Consultants match solutions to business cases, co-ordinate suppliers and lenders and turn event meetings into projects that boards can approve.
More than a forum, ReThink Hong Kong functions as a marketplace for collaboration, where sustainability advisers sift through vendors and potential partners and stitch together ESG solutions that clients can deploy.
“Sustainability requires collaboration, and we need innovation and technology to support everything,” said Helen Amos, head of sustainability consulting at JLL Hong Kong. Her team uses the show to scout credible partners, bundle offers and map a route from pilot to scale, with clear KPIs and finance-ready proposals.
“Sustainability requires collaboration, and we need innovation and technology to support everything,” says Helen Amos, head of sustainability consulting at JLL Hong Kong, on one of the reasons for joining ReThink.
ERM’s motivation is similarly practical. The event concentrates clients and prospects and helps move live work forward. “It’s a great place to bring our expertise to the show, meet our clients, talk through their sustainability challenges and get our viewpoints across, which helps push the agenda forward,” said Robin Kennish, business unit managing partner, adding that the firm has supported the event for several years.
“[ReThink] a great place to bring our expertise, meet our clients, talk through their sustainability challenges and get our viewpoints across, which helps push the agenda forward,” says Robin Kennish, business unit managing partner at ERM.
This year ERM also ran a workshop with the World Business Council for Sustainable Development on accelerating sustainability transformation and removing organisational barriers. In practice, that means aligning procurement, suppliers and finance, and where necessary structuring co-financing or longer contracts so suppliers can deliver.
Momentum on the demand side is strongest among multinationals and financial institutions, according to Amos. These occupiers arrive with firm scorecards and want buildings that can prove performance, from BEAM Plus or LEED to energy-use targets, indoor air quality standards and real-time metering with transparent data sharing.
That pressure is pulling owners towards performance-based clauses, retrofit programmes and clearer reporting. Many landlords are responding through partnership pledges and green-lease annexes, with fully fledged models gaining ground regionally, particularly in Australia.

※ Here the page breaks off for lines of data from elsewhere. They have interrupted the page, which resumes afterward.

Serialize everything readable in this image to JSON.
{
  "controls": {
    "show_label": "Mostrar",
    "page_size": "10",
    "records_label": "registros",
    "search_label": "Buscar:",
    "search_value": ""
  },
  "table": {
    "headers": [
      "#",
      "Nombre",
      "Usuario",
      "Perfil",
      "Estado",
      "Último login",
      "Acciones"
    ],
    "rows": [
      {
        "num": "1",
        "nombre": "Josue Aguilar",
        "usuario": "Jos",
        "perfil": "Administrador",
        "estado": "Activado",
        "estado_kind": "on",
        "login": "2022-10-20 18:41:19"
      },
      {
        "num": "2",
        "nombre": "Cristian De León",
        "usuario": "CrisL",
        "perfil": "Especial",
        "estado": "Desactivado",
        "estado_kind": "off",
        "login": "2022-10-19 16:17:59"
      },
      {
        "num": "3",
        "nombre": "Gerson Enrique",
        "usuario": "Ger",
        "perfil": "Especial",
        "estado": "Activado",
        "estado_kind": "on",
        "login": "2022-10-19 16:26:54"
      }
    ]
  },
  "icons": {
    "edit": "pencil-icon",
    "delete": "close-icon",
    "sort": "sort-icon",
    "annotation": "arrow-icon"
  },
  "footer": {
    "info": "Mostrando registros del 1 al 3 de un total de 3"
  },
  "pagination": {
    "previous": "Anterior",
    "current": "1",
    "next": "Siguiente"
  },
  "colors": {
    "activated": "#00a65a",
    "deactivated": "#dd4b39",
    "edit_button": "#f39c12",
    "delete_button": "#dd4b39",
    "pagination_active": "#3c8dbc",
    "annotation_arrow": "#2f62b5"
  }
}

In Hong Kong, progress remains market-led, though advisers say supportive policy levers would speed uptake. Separately, the shift to investor-grade reporting is turning compliance into strategy.

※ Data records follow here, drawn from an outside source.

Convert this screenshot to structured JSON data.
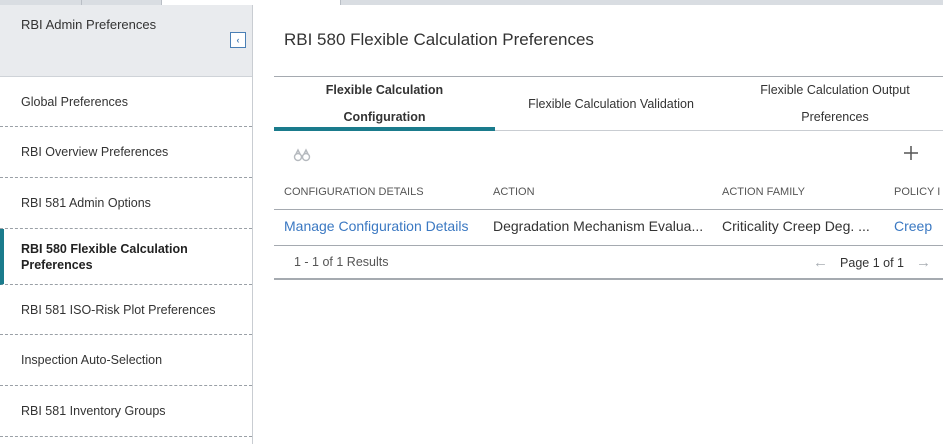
{
  "sidebar": {
    "title": "RBI Admin Preferences",
    "items": [
      {
        "label": "Global Preferences"
      },
      {
        "label": "RBI Overview Preferences"
      },
      {
        "label": "RBI 581 Admin Options"
      },
      {
        "label": "RBI 580 Flexible Calculation Preferences"
      },
      {
        "label": "RBI 581 ISO-Risk Plot Preferences"
      },
      {
        "label": "Inspection Auto-Selection"
      },
      {
        "label": "RBI 581 Inventory Groups"
      }
    ],
    "active_index": 3
  },
  "main": {
    "title": "RBI 580 Flexible Calculation Preferences",
    "tabs": [
      {
        "label": "Flexible Calculation Configuration"
      },
      {
        "label": "Flexible Calculation Validation"
      },
      {
        "label": "Flexible Calculation Output Preferences"
      }
    ],
    "active_tab": 0
  },
  "grid": {
    "columns": [
      "Configuration Details",
      "Action",
      "Action Family",
      "Policy I"
    ],
    "rows": [
      {
        "configuration_details": "Manage Configuration Details",
        "action": "Degradation Mechanism Evalua...",
        "action_family": "Criticality Creep Deg. ...",
        "policy": "Creep"
      }
    ],
    "results_text": "1 - 1 of 1 Results",
    "page_text": "Page 1 of 1"
  },
  "icons": {
    "collapse": "chevron-left-icon",
    "find": "binoculars-icon",
    "add": "plus-icon",
    "prev": "arrow-left-icon",
    "next": "arrow-right-icon"
  },
  "colors": {
    "accent": "#1a7b8c",
    "link": "#3a78c2"
  }
}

JLL is working with listed REITs that are starting to treat climate risk as a number that affects valuation. The task is to mitigate exposure, protect asset value and show the market what is changing, not merely tick disclosure boxes.
Scope 3 remains a data challenge, but the route forward is collaborative: joint metering, common data protocols and active supplier engagement so everyone can trust the numbers when they flow into audits and financing.
From ERM’s vantage point, the biggest obstacles to delivery are organisational rather than technical. Departments often chase different targets, procurement may under-specify supplier requirements on carbon, and vendors need commercial support to act.
Kennish’s counsel is to organise around what is material and fund the few issues that truly move the bottom line; otherwise money disperses across non-critical initiatives and targets are missed. Data centres were cited as a live case of market discipline in which tech firms set stringent expectations and a provider’s sustainability performance directly influences its ability to win their business.
The organiser has leaned into this deal-making role. A new Engagement Hub lets attendees search, connect and set up meetings. “ReThink HK 2.0” adds five thematic zones – circularity, cities, energy, impact and innovation – each with networking hubs and dedicated stages, as well as an independently curated forum and expanded workshops and roundtables.
In his opening address, ReThink founder Chris Brown called on exhibitors and attendees alike to use a new Engagement Hub to “search, connect and set up meetings” – on booths or via the tool – and disclosed that a venue-rental subsidy has ended, with funding now shifting to a “shared value” model among sponsors and participants.
Chris Brown, founder of ReThink, delivers the opening address and calls for sustainability to be embedded in strategy and operations while unveiling ReThink 2.0.
Scale underpins the marketplace effect. The trade expo reached 181 sessions, with 68 per cent first-time speakers and 28 government representatives on stage, alongside about 300 exhibitors and more than 500 speakers in total, drawing an audience of roughly 10,000 on September 11-12, 2025. Since 2020, delegate fees channelled through the ReThink Foundation have totalled HK$1.9mn for local NGOs.
ReThink Hong Kong returns on September 10-11, 2026, at Hall 1.